How Amazon turns paid apps to ‘actually’ free
The short version: Amazon will pay for those apps, games and IAPs for you. They came up with a new business model for developers:
“We’re paying them a certain amount on a per-minute played basis in exchange for them waiving their normal in-app fees”
said the company in a letter sent to customers. According to Amazon Underground’s developer documentation, developers will be paid $0.002 per minute of usage on Amazon.com, £0.0013 on Amazon.co.uk and €0.0018 on Amazon.de and Amazon.fr. These are the only supported Amazon markets for now.
A “revenue forecasting calculator” has also been made available for developers so they can estimate how much their existing Android app could make under the new system based on last month’s usage and earnings.
Amazon Underground will replace the Free App of the Day program, through which Amazon managed to gain a lot of adepts. However, as you might suspect already, the company will earn revenue from the Underground app through ads, as another excerpt from the developer documentation clearly shows:
“When a user launches an Amazon Underground app for the first time, a welcome message in the form of an interstitial ad plays. In subsequent times that a user either launches or resumes the app, paid interstitial ads will also sometimes play. You do not need to do anything to enable these ads. Amazon configures the ads when your app is published to Amazon Underground.”
How to Get Amazon Underground
Amazon Underground is only available for download on the Amazon website – the Play Store doesn’t allow other app store services within it. Before heading over to the link below to get the app, make sure you have the ‘Unknown sources’ option enabled in your phone’s Security settings, otherwise you won’t be able to install .apk files from other sources.
It’s not worth getting into the details on how to install the app, as the complete instructions are already available here. Be sure to check them out if you’re having trouble installing Amazon Underground.

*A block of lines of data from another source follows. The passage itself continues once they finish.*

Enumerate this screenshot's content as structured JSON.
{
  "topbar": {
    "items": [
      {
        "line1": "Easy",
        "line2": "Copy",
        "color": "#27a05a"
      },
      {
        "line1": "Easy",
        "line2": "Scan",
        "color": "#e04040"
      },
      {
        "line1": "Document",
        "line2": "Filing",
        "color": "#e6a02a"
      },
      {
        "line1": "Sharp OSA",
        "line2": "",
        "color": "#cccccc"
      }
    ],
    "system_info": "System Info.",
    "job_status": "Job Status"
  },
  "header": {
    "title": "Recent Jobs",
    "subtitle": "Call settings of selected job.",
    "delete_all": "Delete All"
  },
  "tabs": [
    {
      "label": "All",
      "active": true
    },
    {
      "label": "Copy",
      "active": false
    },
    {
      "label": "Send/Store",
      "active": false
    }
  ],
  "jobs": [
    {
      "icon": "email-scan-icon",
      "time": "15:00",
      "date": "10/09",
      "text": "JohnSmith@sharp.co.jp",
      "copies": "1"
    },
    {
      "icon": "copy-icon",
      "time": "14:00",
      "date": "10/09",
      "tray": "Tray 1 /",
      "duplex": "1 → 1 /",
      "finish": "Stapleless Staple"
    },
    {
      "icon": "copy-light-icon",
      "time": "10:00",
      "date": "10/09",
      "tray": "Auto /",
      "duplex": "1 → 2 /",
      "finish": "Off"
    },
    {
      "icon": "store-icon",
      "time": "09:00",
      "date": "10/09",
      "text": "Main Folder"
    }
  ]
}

As you can see, there’s nothing complicated about the app, as it lets you easily browse the content it offers and you can even search them by name if you’re looking for something specific.
Amazon was very careful to take into account potential loopholes in its new business model. In that same documentation we talked about earlier, the company posted eligibility requirements and some reasons for which certain apps can’t enter the program. For example “apps containing subscription services” and “anti-virus or clock apps that run continuously in the background” are not good candidates for Amazon Underground.
If Amazon gets this right, they can revolutionize app revenue and perhaps even deliver a blow to freemium, which is the main way developers make money from apps right now.
Have you tried Amazon Underground yet and did you find any apps or games you had your eye on but didn’t have the heart to buy?